The Cipher Brief: What are North Korea’s motives in detonating this bomb and announcing it to the public?
Gordon Chang: North Korea has to validate the designs of its weapons because it sells them. Its Iranian customers, not surprisingly, want to make sure the products work. Also, the North needs to develop a warhead for its KN-08 missile so that it will have a deterrent. So expect more tests—many more tests.
TCB: What is the significance of this test if in fact North Korea detonated a hydrogen bomb?
GC: The significance of a hydrogen weapon is that it kills more people and therefore is a better deterrent. Yet the North does not need an H-bomb to have a deterrent. Just one nuke will do the trick, and Pyongyang has many of them, perhaps as many as 20.

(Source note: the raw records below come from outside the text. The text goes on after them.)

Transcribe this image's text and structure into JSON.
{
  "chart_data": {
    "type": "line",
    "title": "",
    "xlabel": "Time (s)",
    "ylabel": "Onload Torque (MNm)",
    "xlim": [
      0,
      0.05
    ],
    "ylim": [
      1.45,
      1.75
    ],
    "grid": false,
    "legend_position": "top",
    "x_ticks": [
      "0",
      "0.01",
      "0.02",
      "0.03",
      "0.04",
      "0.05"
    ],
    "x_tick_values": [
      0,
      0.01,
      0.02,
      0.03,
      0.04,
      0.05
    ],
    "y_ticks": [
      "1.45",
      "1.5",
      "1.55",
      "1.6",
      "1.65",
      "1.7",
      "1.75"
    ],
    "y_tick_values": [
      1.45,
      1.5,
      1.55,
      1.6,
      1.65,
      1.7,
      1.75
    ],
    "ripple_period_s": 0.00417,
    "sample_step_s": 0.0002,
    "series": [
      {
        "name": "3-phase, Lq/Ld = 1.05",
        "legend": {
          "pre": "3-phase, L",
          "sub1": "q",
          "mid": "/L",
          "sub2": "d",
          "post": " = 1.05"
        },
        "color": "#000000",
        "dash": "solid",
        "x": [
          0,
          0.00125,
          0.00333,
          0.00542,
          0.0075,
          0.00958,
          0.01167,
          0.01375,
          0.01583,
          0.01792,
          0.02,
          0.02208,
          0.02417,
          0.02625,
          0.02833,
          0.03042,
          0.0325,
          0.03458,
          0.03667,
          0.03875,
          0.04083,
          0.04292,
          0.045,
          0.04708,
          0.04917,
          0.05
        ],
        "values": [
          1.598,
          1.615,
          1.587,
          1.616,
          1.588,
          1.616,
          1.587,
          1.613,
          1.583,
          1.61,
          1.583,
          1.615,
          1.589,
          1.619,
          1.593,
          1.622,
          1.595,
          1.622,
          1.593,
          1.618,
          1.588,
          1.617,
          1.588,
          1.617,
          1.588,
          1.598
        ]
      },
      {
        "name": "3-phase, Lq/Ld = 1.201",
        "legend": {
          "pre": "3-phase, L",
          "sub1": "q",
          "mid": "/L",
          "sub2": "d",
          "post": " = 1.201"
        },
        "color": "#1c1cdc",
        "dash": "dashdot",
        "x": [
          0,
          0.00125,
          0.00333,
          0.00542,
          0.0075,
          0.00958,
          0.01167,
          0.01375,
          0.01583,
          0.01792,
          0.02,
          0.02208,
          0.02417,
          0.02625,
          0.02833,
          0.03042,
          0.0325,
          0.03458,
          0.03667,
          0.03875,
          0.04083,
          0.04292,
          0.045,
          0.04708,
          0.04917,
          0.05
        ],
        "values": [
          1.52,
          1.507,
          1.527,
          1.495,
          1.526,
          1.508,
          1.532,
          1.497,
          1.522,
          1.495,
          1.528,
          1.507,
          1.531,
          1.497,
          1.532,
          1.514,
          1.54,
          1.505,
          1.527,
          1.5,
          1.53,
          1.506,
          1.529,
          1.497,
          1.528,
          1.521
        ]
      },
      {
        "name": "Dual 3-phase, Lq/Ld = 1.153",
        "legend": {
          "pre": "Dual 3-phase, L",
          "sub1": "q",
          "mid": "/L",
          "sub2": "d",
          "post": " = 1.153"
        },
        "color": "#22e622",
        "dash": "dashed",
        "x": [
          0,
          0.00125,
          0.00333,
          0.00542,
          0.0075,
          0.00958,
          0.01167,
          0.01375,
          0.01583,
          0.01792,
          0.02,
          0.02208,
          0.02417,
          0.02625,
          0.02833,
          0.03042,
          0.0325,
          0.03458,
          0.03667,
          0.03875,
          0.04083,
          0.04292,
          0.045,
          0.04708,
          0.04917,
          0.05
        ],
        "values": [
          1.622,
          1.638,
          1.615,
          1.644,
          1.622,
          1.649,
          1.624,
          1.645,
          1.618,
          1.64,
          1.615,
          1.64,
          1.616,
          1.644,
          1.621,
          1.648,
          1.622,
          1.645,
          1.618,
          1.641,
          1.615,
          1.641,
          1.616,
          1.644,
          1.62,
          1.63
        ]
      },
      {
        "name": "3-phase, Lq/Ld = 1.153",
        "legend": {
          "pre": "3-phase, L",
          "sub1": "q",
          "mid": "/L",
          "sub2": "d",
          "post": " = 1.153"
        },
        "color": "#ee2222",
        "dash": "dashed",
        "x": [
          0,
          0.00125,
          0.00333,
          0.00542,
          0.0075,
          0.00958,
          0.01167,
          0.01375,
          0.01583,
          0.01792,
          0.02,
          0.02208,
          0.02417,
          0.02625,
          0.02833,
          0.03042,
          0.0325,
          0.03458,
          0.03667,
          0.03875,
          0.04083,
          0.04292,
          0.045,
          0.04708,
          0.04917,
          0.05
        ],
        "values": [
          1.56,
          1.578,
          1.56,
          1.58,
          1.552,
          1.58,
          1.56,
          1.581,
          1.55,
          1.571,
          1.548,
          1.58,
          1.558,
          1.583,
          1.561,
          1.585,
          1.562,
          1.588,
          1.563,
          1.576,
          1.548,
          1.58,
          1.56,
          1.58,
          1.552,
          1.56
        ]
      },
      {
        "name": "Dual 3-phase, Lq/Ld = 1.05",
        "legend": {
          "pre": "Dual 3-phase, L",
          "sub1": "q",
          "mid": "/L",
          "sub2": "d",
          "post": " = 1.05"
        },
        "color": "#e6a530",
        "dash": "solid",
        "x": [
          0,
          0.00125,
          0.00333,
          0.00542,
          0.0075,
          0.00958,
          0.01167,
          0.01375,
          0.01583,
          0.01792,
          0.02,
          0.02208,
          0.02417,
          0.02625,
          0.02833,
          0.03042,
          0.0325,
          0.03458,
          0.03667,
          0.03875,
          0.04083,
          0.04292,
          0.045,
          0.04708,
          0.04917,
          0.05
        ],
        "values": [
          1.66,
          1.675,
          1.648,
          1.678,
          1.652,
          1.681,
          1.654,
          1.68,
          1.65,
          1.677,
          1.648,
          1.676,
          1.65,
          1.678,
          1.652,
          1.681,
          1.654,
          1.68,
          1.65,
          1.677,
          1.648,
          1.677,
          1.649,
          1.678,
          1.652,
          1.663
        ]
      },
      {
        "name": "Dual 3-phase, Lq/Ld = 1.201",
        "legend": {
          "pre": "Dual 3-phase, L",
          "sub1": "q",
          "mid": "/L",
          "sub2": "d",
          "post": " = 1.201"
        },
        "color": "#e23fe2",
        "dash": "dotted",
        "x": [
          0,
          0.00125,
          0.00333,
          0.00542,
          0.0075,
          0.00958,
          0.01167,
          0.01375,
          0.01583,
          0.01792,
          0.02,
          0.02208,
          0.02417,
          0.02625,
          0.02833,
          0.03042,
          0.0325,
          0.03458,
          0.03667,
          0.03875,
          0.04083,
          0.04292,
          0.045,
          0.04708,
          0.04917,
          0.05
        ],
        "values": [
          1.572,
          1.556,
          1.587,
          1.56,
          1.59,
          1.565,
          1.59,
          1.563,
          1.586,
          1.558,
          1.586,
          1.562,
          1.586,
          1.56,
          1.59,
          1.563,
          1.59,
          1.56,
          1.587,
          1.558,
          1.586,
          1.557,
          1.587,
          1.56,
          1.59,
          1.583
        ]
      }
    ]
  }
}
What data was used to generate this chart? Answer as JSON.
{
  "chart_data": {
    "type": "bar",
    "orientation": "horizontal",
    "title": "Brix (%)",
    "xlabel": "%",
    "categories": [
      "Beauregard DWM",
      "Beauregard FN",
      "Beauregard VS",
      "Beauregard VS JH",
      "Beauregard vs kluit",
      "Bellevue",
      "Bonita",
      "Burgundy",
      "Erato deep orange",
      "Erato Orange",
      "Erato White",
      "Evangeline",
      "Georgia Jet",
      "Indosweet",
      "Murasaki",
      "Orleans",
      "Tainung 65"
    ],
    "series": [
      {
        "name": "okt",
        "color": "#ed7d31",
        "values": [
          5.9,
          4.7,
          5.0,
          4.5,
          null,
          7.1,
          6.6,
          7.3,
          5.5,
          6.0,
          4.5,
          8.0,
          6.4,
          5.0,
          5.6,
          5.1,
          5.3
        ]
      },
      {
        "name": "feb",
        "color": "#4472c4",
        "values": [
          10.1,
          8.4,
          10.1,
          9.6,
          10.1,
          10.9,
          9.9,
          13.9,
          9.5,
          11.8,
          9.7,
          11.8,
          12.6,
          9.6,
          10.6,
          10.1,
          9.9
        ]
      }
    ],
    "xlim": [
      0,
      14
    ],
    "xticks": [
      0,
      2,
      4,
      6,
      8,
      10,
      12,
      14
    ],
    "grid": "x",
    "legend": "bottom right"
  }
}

In any event, even a simple fission detonation is bad news, especially if North Korea used the opportunity to develop a miniaturized warhead, which they undoubtedly did.
TCB: What can the U.S. and other countries in the region do to counter the threat?
GC: To counter the threat of North Korean nukes, the U.S. needs a better missile-defense system, with interceptors on both sides of the Pacific.
Also, the United States needs to impose costs on Pyongyang. Washington should push the United Nations to impose more sanctions. More important, America needs to enforce the ones already in place. Moreover, the U.S. needs to get the South Koreans to stop supporting the North Korean economy through the Kaesong industrial park. And America should interdict North Korea’s shipments of weapons to Iran.
TCB: What role does China—who has the closest ties to North Korea and was not given advance notice of the test by the North Koreans—need to play in responding to the test?
GC: China needs to decide which side it is on. Chinese diplomats say things we want to hear, but the Chinese military has transferred mobile launchers that make North Korean nukes a real threat to us. There are in Beijing many different opinions on the Kim regime at the moment, which means there is no consensus to change long-held policy favoring the North.
By the way, it is not clear to me that Beijing did not have advance notice of the detonation.
TCB: Does North Korea have the capability to launch a bomb that would reach the U.S. mainland?
GC: North Korea’s KN-08 missile, in all probability, can reach the northern half of America’s West Coast. The longer-range Taepodong can go even farther than that.
TCB: South Korea is under the U.S.’s nuclear umbrella of protection. Should the North bomb South Korea, what would be the U.S.’s options for response?
GC: If North Korea bombed South Korea, the United States would be at war. Washington has a treaty obligation to defend the South, and any defense would mean a general conflict on the Korean peninsula.